So klappt der Generationenwechsel im Norden

Die erfolgreiche Unternehmensnachfolge ist für viele mittelständische Betriebe eine Herausforderung. Für den Führungswechsel müssen Firmenchefs nicht nur eine geeignete Geschäftsführung finden, sondern auch jemanden, der das Eigentum übernimmt und bereit ist, das Risiko zu tragen. Die Kompass-Redaktion hat sich umgehört: Wie wird der anstehende Generationenwechsel in Schleswiger Betrieben geregelt?
Text: Britta Matzen · Fotos: Foto Sliasthorp, Redaktion

13. Juli 2024 / Kompass 37

Fit for Life: Betriebsübernahme durch Mitarbeiter

Eine Nachfolge kann entweder familienintern erfolgen – oder auch extern. Zum Beispiel durch Arbeitnehmer, wie im Fall von Christoph Reinhardt. Der 41-Jährige hat vor fünf Jahren mit Ehefrau Denise (40) das Schleswiger Fitnessstudio Fit for Life als ehemaliger Mitarbeiter übernommen. Zehn Jahre war er im Betrieb angestellt. „Es war aber relativ schnell klar, dass ich das Studio mal übernehmen soll.“

Die Reinhardts kauften dem Inhaber das wirtschaftliche und rechtliche Eigentum ab. Nur die Immobilie verblieb noch in den Händen des Ex-Chefs, die Nachfolger zahlen Miete. Name und Logo des Studios wurden beibehalten, aber der Untertitel wurde geändert. Aus „Fitness- und Freizeit-Center“ wurde „Dein Gesundheitsstudio“.

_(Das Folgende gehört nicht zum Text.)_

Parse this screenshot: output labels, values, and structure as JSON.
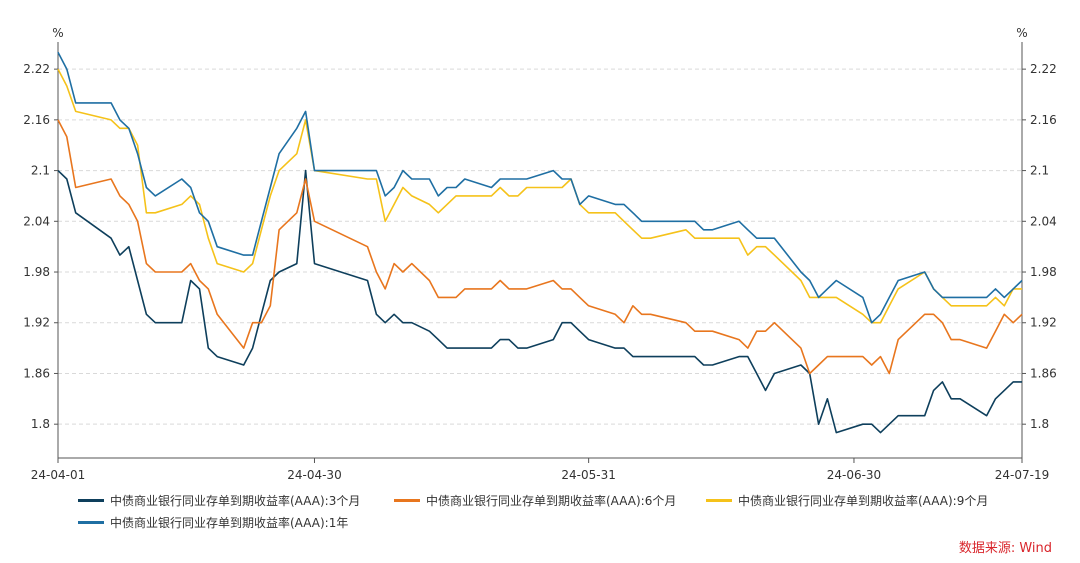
{
  "chart_data": {
    "type": "line",
    "y_unit_left": "%",
    "y_unit_right": "%",
    "ylim": [
      1.76,
      2.245
    ],
    "y_ticks": [
      1.8,
      1.86,
      1.92,
      1.98,
      2.04,
      2.1,
      2.16,
      2.22
    ],
    "y_tick_labels": [
      "1.8",
      "1.86",
      "1.92",
      "1.98",
      "2.04",
      "2.1",
      "2.16",
      "2.22"
    ],
    "x_range": [
      "2024-04-01",
      "2024-07-19"
    ],
    "x_ticks": [
      {
        "date": "2024-04-01",
        "label": "24-04-01"
      },
      {
        "date": "2024-04-30",
        "label": "24-04-30"
      },
      {
        "date": "2024-05-31",
        "label": "24-05-31"
      },
      {
        "date": "2024-06-30",
        "label": "24-06-30"
      },
      {
        "date": "2024-07-19",
        "label": "24-07-19"
      }
    ],
    "grid": true,
    "legend_position": "bottom",
    "x": [
      "2024-04-01",
      "2024-04-02",
      "2024-04-03",
      "2024-04-07",
      "2024-04-08",
      "2024-04-09",
      "2024-04-10",
      "2024-04-11",
      "2024-04-12",
      "2024-04-15",
      "2024-04-16",
      "2024-04-17",
      "2024-04-18",
      "2024-04-19",
      "2024-04-22",
      "2024-04-23",
      "2024-04-24",
      "2024-04-25",
      "2024-04-26",
      "2024-04-28",
      "2024-04-29",
      "2024-04-30",
      "2024-05-06",
      "2024-05-07",
      "2024-05-08",
      "2024-05-09",
      "2024-05-10",
      "2024-05-11",
      "2024-05-13",
      "2024-05-14",
      "2024-05-15",
      "2024-05-16",
      "2024-05-17",
      "2024-05-20",
      "2024-05-21",
      "2024-05-22",
      "2024-05-23",
      "2024-05-24",
      "2024-05-27",
      "2024-05-28",
      "2024-05-29",
      "2024-05-30",
      "2024-05-31",
      "2024-06-03",
      "2024-06-04",
      "2024-06-05",
      "2024-06-06",
      "2024-06-07",
      "2024-06-11",
      "2024-06-12",
      "2024-06-13",
      "2024-06-14",
      "2024-06-17",
      "2024-06-18",
      "2024-06-19",
      "2024-06-20",
      "2024-06-21",
      "2024-06-24",
      "2024-06-25",
      "2024-06-26",
      "2024-06-27",
      "2024-06-28",
      "2024-07-01",
      "2024-07-02",
      "2024-07-03",
      "2024-07-04",
      "2024-07-05",
      "2024-07-08",
      "2024-07-09",
      "2024-07-10",
      "2024-07-11",
      "2024-07-12",
      "2024-07-15",
      "2024-07-16",
      "2024-07-17",
      "2024-07-18",
      "2024-07-19"
    ],
    "series": [
      {
        "name": "中债商业银行同业存单到期收益率(AAA):3个月",
        "color": "#0e3f5c",
        "values": [
          2.1,
          2.09,
          2.05,
          2.02,
          2.0,
          2.01,
          1.97,
          1.93,
          1.92,
          1.92,
          1.97,
          1.96,
          1.89,
          1.88,
          1.87,
          1.89,
          1.93,
          1.97,
          1.98,
          1.99,
          2.1,
          1.99,
          1.97,
          1.93,
          1.92,
          1.93,
          1.92,
          1.92,
          1.91,
          1.9,
          1.89,
          1.89,
          1.89,
          1.89,
          1.9,
          1.9,
          1.89,
          1.89,
          1.9,
          1.92,
          1.92,
          1.91,
          1.9,
          1.89,
          1.89,
          1.88,
          1.88,
          1.88,
          1.88,
          1.88,
          1.87,
          1.87,
          1.88,
          1.88,
          1.86,
          1.84,
          1.86,
          1.87,
          1.86,
          1.8,
          1.83,
          1.79,
          1.8,
          1.8,
          1.79,
          1.8,
          1.81,
          1.81,
          1.84,
          1.85,
          1.83,
          1.83,
          1.81,
          1.83,
          1.84,
          1.85,
          1.85
        ]
      },
      {
        "name": "中债商业银行同业存单到期收益率(AAA):6个月",
        "color": "#e8761e",
        "values": [
          2.16,
          2.14,
          2.08,
          2.09,
          2.07,
          2.06,
          2.04,
          1.99,
          1.98,
          1.98,
          1.99,
          1.97,
          1.96,
          1.93,
          1.89,
          1.92,
          1.92,
          1.94,
          2.03,
          2.05,
          2.09,
          2.04,
          2.01,
          1.98,
          1.96,
          1.99,
          1.98,
          1.99,
          1.97,
          1.95,
          1.95,
          1.95,
          1.96,
          1.96,
          1.97,
          1.96,
          1.96,
          1.96,
          1.97,
          1.96,
          1.96,
          1.95,
          1.94,
          1.93,
          1.92,
          1.94,
          1.93,
          1.93,
          1.92,
          1.91,
          1.91,
          1.91,
          1.9,
          1.89,
          1.91,
          1.91,
          1.92,
          1.89,
          1.86,
          1.87,
          1.88,
          1.88,
          1.88,
          1.87,
          1.88,
          1.86,
          1.9,
          1.93,
          1.93,
          1.92,
          1.9,
          1.9,
          1.89,
          1.91,
          1.93,
          1.92,
          1.93
        ]
      },
      {
        "name": "中债商业银行同业存单到期收益率(AAA):9个月",
        "color": "#f5c21a",
        "values": [
          2.22,
          2.2,
          2.17,
          2.16,
          2.15,
          2.15,
          2.13,
          2.05,
          2.05,
          2.06,
          2.07,
          2.06,
          2.02,
          1.99,
          1.98,
          1.99,
          2.03,
          2.07,
          2.1,
          2.12,
          2.16,
          2.1,
          2.09,
          2.09,
          2.04,
          2.06,
          2.08,
          2.07,
          2.06,
          2.05,
          2.06,
          2.07,
          2.07,
          2.07,
          2.08,
          2.07,
          2.07,
          2.08,
          2.08,
          2.08,
          2.09,
          2.06,
          2.05,
          2.05,
          2.04,
          2.03,
          2.02,
          2.02,
          2.03,
          2.02,
          2.02,
          2.02,
          2.02,
          2.0,
          2.01,
          2.01,
          2.0,
          1.97,
          1.95,
          1.95,
          1.95,
          1.95,
          1.93,
          1.92,
          1.92,
          1.94,
          1.96,
          1.98,
          1.96,
          1.95,
          1.94,
          1.94,
          1.94,
          1.95,
          1.94,
          1.96,
          1.96
        ]
      },
      {
        "name": "中债商业银行同业存单到期收益率(AAA):1年",
        "color": "#1f6fa3",
        "values": [
          2.24,
          2.22,
          2.18,
          2.18,
          2.16,
          2.15,
          2.12,
          2.08,
          2.07,
          2.09,
          2.08,
          2.05,
          2.04,
          2.01,
          2.0,
          2.0,
          2.04,
          2.08,
          2.12,
          2.15,
          2.17,
          2.1,
          2.1,
          2.1,
          2.07,
          2.08,
          2.1,
          2.09,
          2.09,
          2.07,
          2.08,
          2.08,
          2.09,
          2.08,
          2.09,
          2.09,
          2.09,
          2.09,
          2.1,
          2.09,
          2.09,
          2.06,
          2.07,
          2.06,
          2.06,
          2.05,
          2.04,
          2.04,
          2.04,
          2.04,
          2.03,
          2.03,
          2.04,
          2.03,
          2.02,
          2.02,
          2.02,
          1.98,
          1.97,
          1.95,
          1.96,
          1.97,
          1.95,
          1.92,
          1.93,
          1.95,
          1.97,
          1.98,
          1.96,
          1.95,
          1.95,
          1.95,
          1.95,
          1.96,
          1.95,
          1.96,
          1.97
        ]
      }
    ]
  },
  "source_text": "数据来源: Wind"
}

Die Betriebsübernahme musste natürlich gut geplant sein. Nicht nur, was den Kaufpreis betraf, auch die rechtlichen und steuerrechtlichen Entscheidungen mussten wohl überlegt sein. „Wir haben den Steuerberater meines Chefs, der das Unternehmen 25 Jahre kannte, mit übernommen. Dieser hat den Prozess sehr gut begleitet, sodass alle Beteiligten zufrieden gestellt wurden“, berichtet Reinhardt. Den Unternehmenskauf hätten sie komplett mithilfe einer Bürgschaftsbank finanziert, des Weiteren sei Stefan Wesemann von der IHK unterstützend beteiligt gewesen.

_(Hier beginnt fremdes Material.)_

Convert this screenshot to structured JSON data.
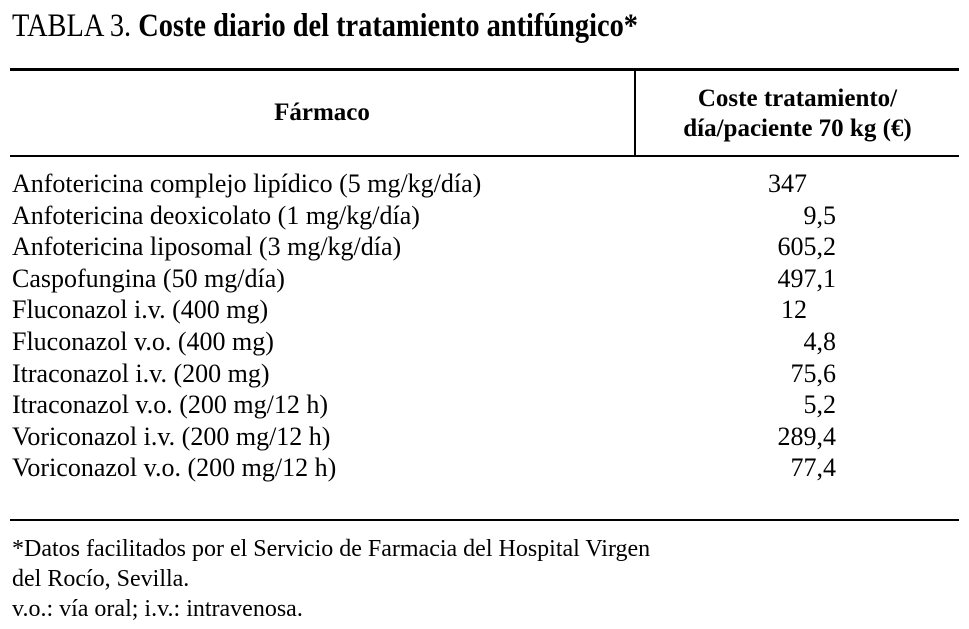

Die Freude nach der Übernahme war riesig groß, erinnert sich das Paar. Und die finanzielle Belastung hätten sie meist „gekonnt ignoriert“. „Wir haben ja einen laufenden Betrieb übernommen und hatten dadurch vom ersten Tag an Einnahmen. Und wir wussten auch, wie viel Geld reinkommt.“

Das sei anders als bei einer Neugründung eines Studios und bringe enorme Vorteile. So mussten sich die Reinhardts zunächst keine Gedanken über qualifiziertes Personal machen, auch der Kundenstamm wurde übernommen. Nur den „Rollenwechsel vom Kollegen zum Chef“ zu meistern, das sei schon eine Herausforderung, gesteht Christoph Reinhardt.

Verändert haben die neuen Inhaber einiges. So haben sie bereits kurz nach der Übernahme in einen neuen Milon-Circle investiert. „Gesundheit ist bei uns ein großes Schwerpunktthema“, so die Reinhardts. Das Durchschnittsalter der Kunden liege bei 52, viele Senioren trainierten im Fit for Life. Die Kurse undAngebote seien deshalb entsprechend angepasst und reichten von Callanetics, Fit ab 40 und Lichttherapie über Pilates, Rückenfit und Rehasport bis zu Spinning, Yoga und Zumba. „Außerdem haben wir eine Physiopraxis mit drei Behandlungsräumen und einem Krankengymnastik-Raum in unserem Studio eröffnet. Wir sind sehr umtriebig“, gesteht der gelernte Sport- und Fitnesskaufmann lachend. Ein weiteres großes Ziel steht zum Sommer an: der Kauf des Gebäudes.

Nächste Generation bei Bestattungen Beck

Beim Schleswiger Traditionshaus Bestattungen Beck ist 2023 eine familieninterne Übergabe erfolgt. Bestattermeister Thilo Bernoteit hat den Betrieb von seinem Stiefvater Thomas Beck, der ihn zusammen mit Ehefrau Ulrike in vierter Generation geführt hat, übernommen. Becks leiblicher Sohn und die Stieftochter hatten kein Interesse, die Nachfolge anzutreten.

Die Übergabe wurde Schritt für Schritt vorbereitet. Die Familie setzte sich zusammen und erstellte einen Zeitplan. Mit 60 wollte Thomas Beck in den Ruhestand treten. „Für mich passte das auch. Ich war bis dahin mit der Ausbildung fertig und durfte noch ein paar Jahre Berufserfahrung sammeln“, erzählt Bernoteit.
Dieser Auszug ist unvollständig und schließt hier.